N.J. child welfare worker safety bill prompted by stabbing sent to Christie

 Responding to the near-fatal attack of a child welfare worker last year, state lawmakers have sent a bill to Gov. Chris Christie's desk that would assign police to child protection offices.

"Leah's Law," named for Leah Coleman, a caseworker who was stabbed more than 20 times inside her office in Camden eight months ago by a client, would require members of the Human Services Police Department to work from child welfare offices and accompany workers on potentially dangerous home visits.

The bill (A4638) also would require select rooms in an office to be equipped with panic buttons.

Whether Gov. Chris Christie will sign the measure into law is unclear. Allison Blake, his commissioner for the Department of Children and Families has resisted multiple requests by union leaders to assign Human Services Police Officers to child welfare offices. 

The bill addresses the loss of police officers who just days before Coleman's attack had shared office space child welfare employees. Instead, two officers each are dispatched from three state psychiatric hospitals in north, south and central Jersey to respond to child welfare calls.

"The possibility for confrontation always looms, which makes it all the more confusing as to why the administration diverted Human Services police officers in the first place," Assemblywoman Valerie Vanieri Huttle (D-Bergen), who sponsored the bill with Troy Singleton (D-Burlington), said Thursday. 

 Following Coleman's attack, Blake assigned armed security guards to the local offices and gave them metal-detecting wands.
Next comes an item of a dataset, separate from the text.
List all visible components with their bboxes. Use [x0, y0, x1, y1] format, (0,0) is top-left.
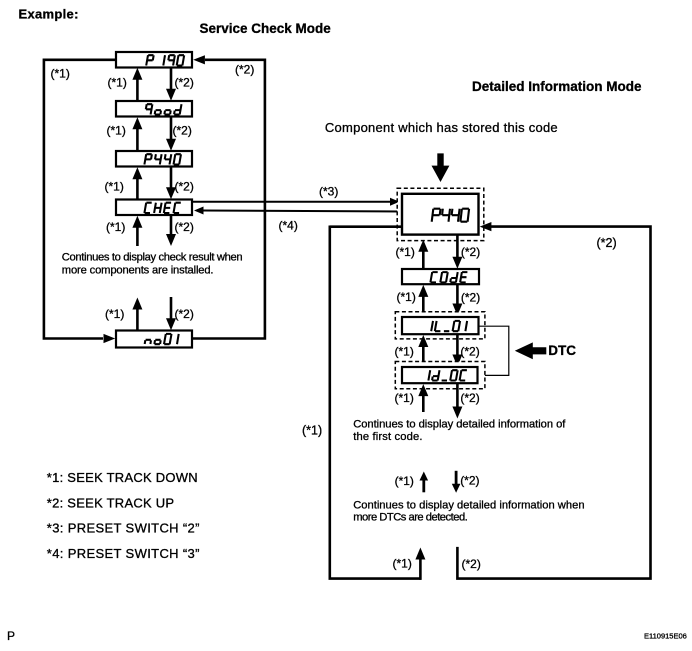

The department also assembled a mandatory public safety training course that teaches workers how to be aware of their surroundings and de-escalate tense situations.

 

Days after the Christie administration pulled police officers out of all of its child welfare offices, a caseworker was attacked by a client with a knife at her office in Camden today, Camden County police and union representatives confirmed.

 

Concerns about worker safety were renewed in July after two caseworkers were attacked and injured by a parent during an emergency removal of a child in Pennsville, Salem County. And in October, eight state child welfare offices received calls this week "threatening to shoot up the site or kill everyone in the building."

"Child caseworkers deal with incredibly difficult family situations in the course of their work. Tragically, there have been instances in which employees have faced dangerous circumstances not only at the homes they visit but in the workplace," said Sen. Fred Madden (D-Gloucester), who sponsored the bill with Senate President Stephen Sweeney. "We have to take additional steps to make sure that workers are safe both when they are in the office and in the field.